To help ease your nerves, here are five things to expect during your heart check-up appointment.
1. Blood pressure
Expect your private cardiologist to check your blood pressure levels during your heart check-up. This test is vital as high blood pressure is a major sign of heart disease. That’s why it’s crucial to have your blood pressure checked regularly and not only during your heart screening appointment.
2. Family history
Generally, if people in your immediate family have a history of heart disease, you’re at a higher risk of developing it too. So, your private cardiologist will ask detailed questions about your family’s medical history and heart health.
Familiarise yourself with your family’s history before the appointment and be honest with your doctor when answering questions.
During a heart check-up, your doctor will measure the amount of cholesterol in your body to ensure they’re not too high. The ideal total cholesterol is 5mmol/L or lower. If yours is higher, your private cardiologist may prescribe medication or recommend certain lifestyle changes such as eating foods with good cholesterol.

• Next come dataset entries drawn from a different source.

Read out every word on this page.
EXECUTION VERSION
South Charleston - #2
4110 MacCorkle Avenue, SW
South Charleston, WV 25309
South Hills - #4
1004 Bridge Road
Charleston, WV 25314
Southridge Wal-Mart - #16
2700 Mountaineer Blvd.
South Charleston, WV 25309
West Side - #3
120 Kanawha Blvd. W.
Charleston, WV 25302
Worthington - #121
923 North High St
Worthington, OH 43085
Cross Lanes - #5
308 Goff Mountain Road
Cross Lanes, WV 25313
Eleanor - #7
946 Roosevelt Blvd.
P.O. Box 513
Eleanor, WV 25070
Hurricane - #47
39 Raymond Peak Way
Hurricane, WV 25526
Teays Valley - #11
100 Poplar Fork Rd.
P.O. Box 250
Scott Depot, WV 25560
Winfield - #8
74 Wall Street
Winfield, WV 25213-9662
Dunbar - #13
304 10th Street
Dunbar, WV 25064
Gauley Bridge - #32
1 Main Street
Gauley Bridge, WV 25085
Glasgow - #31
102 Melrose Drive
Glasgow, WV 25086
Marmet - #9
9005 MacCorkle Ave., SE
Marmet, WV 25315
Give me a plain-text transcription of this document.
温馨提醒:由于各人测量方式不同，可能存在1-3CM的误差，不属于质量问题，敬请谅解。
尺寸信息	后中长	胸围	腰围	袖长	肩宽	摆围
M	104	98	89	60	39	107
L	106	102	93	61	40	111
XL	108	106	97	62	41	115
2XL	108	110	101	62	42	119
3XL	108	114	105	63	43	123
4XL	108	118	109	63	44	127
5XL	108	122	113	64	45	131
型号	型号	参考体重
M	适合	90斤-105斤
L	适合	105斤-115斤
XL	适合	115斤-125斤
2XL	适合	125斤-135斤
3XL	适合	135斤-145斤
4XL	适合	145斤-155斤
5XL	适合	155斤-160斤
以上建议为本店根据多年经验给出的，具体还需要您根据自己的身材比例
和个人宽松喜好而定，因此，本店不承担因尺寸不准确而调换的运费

Being obese or overweight increases your likelihood of developing heart disease because of your body’s high-fat content. Therefore, expect your doctor to take measurements of your weight and height to calculate your BMI (Body Mass Index) to determine whether you’re in a healthy weight range.
If not, they’ll recommend healthy lifestyle changes such as exercising and eating balanced and nutritious meals.
It’s no secret that lifestyle habits significantly impact your overall health, including your heart health. So, don’t feel offended when your cardiologist asks questions about your lifestyle, including how and what you eat, whether you drink or smoke, how you manage stress, and whether you’re physically active or not.
All these questions give your doctor a better idea of your lifestyle and what you can change to help you prevent heart disease.